Humility made haste to stifle the beginning of pride. This sacrifice of his—what was it, after all? What great merit was there in yielding back to God his body, soul and spirit? They were God's own, and at any moment he could revoke them. Antonio brought his mind back firmly to the stupendous happenings of the morning, and to the scene in the chapel when the bishop laid hands upon his head. He, Antonio, with all his unworthiness was a priest at last, and very soon he would be called upon to offer that ineffable Sacrifice, compared with which his own was nothing worth. He, Antonio, would soon stand before the altar, offering up the Lord and Maker of all these stars and seas and mountains, the very God of very God, for the dead and for the living.

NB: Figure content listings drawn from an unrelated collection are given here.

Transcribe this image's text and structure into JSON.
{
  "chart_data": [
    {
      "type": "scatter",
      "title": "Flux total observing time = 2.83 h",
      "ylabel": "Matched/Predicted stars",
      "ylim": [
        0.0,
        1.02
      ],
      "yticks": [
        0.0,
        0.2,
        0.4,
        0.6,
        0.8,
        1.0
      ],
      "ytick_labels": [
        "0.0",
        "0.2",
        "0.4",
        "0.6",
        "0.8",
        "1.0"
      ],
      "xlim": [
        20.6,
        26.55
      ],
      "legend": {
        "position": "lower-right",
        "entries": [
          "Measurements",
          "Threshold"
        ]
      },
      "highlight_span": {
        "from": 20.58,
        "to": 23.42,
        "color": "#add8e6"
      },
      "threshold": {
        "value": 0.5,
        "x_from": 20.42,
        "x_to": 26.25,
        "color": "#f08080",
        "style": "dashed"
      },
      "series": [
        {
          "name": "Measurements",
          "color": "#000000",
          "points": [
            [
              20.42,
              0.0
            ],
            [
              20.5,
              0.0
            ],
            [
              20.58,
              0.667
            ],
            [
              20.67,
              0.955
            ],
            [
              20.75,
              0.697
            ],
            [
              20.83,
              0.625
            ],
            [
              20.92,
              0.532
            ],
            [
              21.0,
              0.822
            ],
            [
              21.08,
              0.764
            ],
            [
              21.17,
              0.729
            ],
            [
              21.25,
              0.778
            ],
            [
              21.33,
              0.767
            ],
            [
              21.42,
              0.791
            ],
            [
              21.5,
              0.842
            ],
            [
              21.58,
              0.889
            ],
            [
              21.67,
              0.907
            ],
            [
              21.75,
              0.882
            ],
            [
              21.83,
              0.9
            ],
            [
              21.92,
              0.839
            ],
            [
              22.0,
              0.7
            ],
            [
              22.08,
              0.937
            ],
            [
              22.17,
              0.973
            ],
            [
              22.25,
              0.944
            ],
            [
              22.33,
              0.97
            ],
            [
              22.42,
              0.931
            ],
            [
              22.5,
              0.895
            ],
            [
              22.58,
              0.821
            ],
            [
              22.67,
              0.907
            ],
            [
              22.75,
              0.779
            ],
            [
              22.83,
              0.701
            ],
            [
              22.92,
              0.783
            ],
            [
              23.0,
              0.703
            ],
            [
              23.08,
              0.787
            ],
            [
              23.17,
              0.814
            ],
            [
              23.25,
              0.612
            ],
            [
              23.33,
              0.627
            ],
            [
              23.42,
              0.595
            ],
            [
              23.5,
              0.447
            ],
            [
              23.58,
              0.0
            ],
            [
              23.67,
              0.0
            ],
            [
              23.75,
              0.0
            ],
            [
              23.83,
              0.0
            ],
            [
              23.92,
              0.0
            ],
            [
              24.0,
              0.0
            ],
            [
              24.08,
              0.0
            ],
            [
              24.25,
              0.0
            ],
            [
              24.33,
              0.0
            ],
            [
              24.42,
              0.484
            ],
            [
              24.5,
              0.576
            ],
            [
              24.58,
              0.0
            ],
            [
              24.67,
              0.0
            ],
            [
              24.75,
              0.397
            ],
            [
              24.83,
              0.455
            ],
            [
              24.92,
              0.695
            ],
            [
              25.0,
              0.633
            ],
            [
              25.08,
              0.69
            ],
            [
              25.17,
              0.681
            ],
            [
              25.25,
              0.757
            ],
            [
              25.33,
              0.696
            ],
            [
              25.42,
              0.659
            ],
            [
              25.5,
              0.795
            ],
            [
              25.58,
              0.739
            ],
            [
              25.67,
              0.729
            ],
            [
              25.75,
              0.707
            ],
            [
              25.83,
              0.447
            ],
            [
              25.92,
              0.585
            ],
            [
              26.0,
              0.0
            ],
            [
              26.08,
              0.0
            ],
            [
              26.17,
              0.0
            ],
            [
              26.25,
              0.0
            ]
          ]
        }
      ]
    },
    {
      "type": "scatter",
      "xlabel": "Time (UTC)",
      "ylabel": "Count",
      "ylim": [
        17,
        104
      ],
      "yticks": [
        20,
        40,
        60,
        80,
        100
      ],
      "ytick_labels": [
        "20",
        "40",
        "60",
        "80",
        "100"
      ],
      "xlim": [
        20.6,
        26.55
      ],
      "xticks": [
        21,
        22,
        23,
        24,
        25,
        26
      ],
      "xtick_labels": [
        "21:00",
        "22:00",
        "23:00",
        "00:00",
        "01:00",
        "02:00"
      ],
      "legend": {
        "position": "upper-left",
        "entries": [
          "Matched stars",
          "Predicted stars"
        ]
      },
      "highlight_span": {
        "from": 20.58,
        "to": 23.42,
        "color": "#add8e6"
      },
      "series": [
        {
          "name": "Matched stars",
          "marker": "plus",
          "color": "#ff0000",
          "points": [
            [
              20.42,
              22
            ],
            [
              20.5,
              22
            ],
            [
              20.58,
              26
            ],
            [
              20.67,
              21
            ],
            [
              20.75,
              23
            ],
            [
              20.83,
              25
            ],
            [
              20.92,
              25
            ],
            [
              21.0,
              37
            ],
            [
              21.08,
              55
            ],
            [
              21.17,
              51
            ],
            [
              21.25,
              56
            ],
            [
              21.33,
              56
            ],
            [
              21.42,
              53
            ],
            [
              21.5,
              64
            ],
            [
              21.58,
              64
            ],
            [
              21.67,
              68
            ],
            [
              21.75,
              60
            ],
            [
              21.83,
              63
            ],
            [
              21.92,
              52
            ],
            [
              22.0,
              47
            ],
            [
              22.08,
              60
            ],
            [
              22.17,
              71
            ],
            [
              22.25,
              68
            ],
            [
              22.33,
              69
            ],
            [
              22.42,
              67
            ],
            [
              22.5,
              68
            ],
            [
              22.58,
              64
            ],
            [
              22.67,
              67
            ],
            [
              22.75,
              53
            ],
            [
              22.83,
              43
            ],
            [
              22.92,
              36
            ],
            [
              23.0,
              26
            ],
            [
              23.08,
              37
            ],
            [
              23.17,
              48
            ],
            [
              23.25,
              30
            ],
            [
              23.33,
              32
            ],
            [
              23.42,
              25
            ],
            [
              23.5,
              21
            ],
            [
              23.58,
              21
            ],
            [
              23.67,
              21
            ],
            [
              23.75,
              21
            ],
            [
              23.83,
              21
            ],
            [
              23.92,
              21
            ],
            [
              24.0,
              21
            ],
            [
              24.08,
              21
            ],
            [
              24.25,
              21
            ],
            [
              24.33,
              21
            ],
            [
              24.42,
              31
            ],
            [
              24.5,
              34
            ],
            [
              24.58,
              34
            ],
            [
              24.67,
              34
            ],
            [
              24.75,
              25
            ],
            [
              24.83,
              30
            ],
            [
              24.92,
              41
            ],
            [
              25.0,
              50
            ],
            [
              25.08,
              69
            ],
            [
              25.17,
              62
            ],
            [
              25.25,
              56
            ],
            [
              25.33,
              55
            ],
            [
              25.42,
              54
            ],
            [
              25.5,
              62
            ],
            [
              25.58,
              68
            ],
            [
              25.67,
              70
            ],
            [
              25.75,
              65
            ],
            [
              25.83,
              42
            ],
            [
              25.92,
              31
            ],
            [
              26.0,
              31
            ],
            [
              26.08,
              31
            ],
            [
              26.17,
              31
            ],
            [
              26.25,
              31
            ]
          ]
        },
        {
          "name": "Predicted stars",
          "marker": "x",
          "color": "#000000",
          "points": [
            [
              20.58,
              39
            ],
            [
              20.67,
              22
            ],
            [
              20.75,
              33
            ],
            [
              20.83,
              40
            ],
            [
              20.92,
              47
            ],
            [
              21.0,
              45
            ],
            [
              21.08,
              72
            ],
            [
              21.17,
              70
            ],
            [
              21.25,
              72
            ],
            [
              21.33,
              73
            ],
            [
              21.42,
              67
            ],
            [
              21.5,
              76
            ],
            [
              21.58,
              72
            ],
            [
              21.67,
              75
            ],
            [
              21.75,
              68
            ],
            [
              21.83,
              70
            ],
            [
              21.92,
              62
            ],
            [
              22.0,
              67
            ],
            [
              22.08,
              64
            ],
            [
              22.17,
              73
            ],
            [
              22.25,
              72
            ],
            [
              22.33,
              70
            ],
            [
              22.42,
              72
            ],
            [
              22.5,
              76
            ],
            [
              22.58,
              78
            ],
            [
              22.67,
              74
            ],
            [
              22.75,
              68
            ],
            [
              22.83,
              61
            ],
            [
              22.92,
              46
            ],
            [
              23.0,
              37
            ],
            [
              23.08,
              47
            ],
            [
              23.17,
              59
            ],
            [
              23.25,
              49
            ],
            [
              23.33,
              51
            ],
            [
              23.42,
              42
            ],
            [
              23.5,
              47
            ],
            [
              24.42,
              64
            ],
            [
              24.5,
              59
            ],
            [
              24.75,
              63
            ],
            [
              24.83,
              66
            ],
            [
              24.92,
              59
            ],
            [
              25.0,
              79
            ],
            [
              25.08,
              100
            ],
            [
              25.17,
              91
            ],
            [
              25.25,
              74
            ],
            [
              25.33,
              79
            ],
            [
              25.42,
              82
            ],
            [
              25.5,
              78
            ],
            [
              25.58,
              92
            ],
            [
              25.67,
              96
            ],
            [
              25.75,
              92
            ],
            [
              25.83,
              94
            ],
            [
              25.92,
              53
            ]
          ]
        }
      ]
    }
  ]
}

For the dead. Still gazing at the pale cross, he vowed to remember in his first Mass the faithful departed whose dust lay beneath its pitiful arms. And for the living. A league away two lights still beamed from the windows of a farm-house, and, far out at sea, the mast-head lamp on a fisherman's boat twinkled like another star. They reminded him of the toiling men and women whose cheerful labor is the Te Deum most beloved of heaven, and he vowed more heartily still that he would always exercise his priesthood in spiritual communion with these obscure saints. And, from them, his charity widened to all Portugal. Portugal had reeled long enough under the shocks of war, even as her cliffs had seemed to reel and shudder under the enormous assault and battery of winter storms: and Antonio yearned over her, almost as if he already held the chalice in his hand, praying with his whole heart that this May night, with the soft waters nestling to Portugal's side and crooning a lullaby, might be an earnest of his country's abiding peace.
He rose from the bench and sought the stone stairway. Less than a mile from the monastery gate two lanterns were bobbing violently up and down on the road, as if they were being carried by galloping horsemen. Antonio strained his ears, and made out the clattering of many hoofs and a faint clink of steel.